相手は打撃に秀でた元王者だったが、「だいぶ見えていた気がします」という朝倉は動じずに試合を遂行。グラウンドの攻防から抜け出そうとする相手をコーナーサイドに押し込み、機を見てはトップポジションから鉄槌や肘打ちを繰り出し、優位に推し進めた。
試合は打撃による攻防の中で左まぶたから出血した鈴木がドクターストップをかけられるアクシデント的な決着を見た。ただ、その結末以上に執拗にグラウンドの土壌に持ち込ませた朝倉の“執念”が際立つ一戦だった。
「とにかく泥臭くても絶対勝つと決めていた」
試合後の会見で安堵の表情で浮かべた朝倉。リング上で茫然自失となり、「引退」も口にした平本蓮との試合から約9か月。己を見つめ直し、「自分のテイクダウン能力が思ったよりも上がっていた」と自分でも驚く成長を遂げた。

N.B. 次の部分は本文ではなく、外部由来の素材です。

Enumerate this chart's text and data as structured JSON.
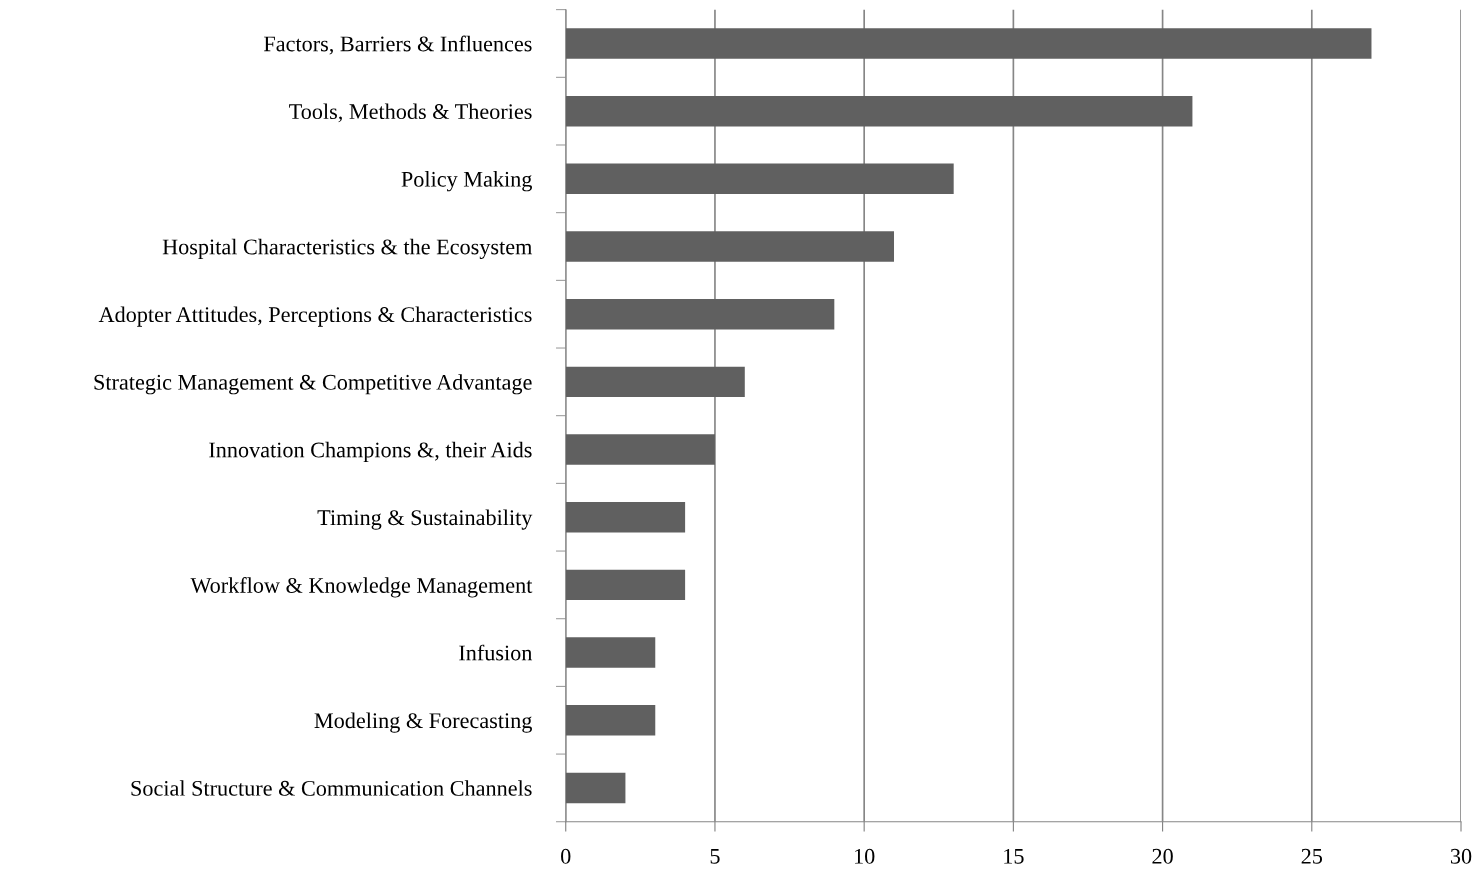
{
  "chart_data": {
    "type": "bar",
    "orientation": "horizontal",
    "categories": [
      "Factors, Barriers & Influences",
      "Tools, Methods & Theories",
      "Policy Making",
      "Hospital Characteristics & the Ecosystem",
      "Adopter Attitudes, Perceptions & Characteristics",
      "Strategic Management & Competitive Advantage",
      "Innovation Champions &, their Aids",
      "Timing & Sustainability",
      "Workflow & Knowledge Management",
      "Infusion",
      "Modeling & Forecasting",
      "Social Structure & Communication Channels"
    ],
    "values": [
      27,
      21,
      13,
      11,
      9,
      6,
      5,
      4,
      4,
      3,
      3,
      2
    ],
    "color": "#606060",
    "xlim": [
      0,
      30
    ],
    "xticks": [
      0,
      5,
      10,
      15,
      20,
      25,
      30
    ],
    "grid": "x"
  }
}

勝利への執念を見せ、復活を印象付けた。そんなカリスマの姿に、東京ドームは沸いた。その熱狂的な場内の雰囲気は本人もヒシヒシと感じ取っていた。「次から歓声はなしでお願いします」と冗談を口にする朝倉は、こう続けている。
「今回はホッとしたっていう感じですね。プレッシャーはないと思ってましたけど、やっぱり歓声を聞くと感じましたね。ファンに対して強さを証明してあげたいという気持ちが強かった。みんな自分のために戦ってくれって言うものの、応援を聞くと俺はみんなのためにってなってしまう」
人を惹きつける“未来節”もかました朝倉。気になるのはやはり次戦だ。奇しくも今回のイベントで解説席に座った平本は、「朝倉未来も全然強いとは思わなかったです。それよりも鈴木千裕が何をしたかったか終始謎でした」と強気に言い放ったが、“路上の伝説”はどのような構想を描いているのか。
遺恨の平本に対して「鈴木選手の方が強いと思っていますけど。ボコボコにしたいですね。もう1回やったら勝てると思っている」と強気に語る朝倉は「自分自身、成長している中でベルトは狙っていきたい思いはある」とし、メガマッチに対する意欲を口にした。
「(RIZINフェザー級王者となったラジャブアリ・シェイドゥラエフ(キルギス)との試合も)全然あります。よくなんか、アンチとかが『なになにから逃げるな』とか言いますけど、俺は逃げたことないんで。ビビってるとかないんで、誰とでもやりますよ」
屈辱の敗北から勝利にこだわって這い上がった。平本とのリマッチ、シェイドラエフとの頂上決戦などさまざまに想像が膨らむが、東京ドームという檜舞台でRIZINのメーンに返り咲いた感がある朝倉はどのようなチャンピオンロードを歩むだろうか。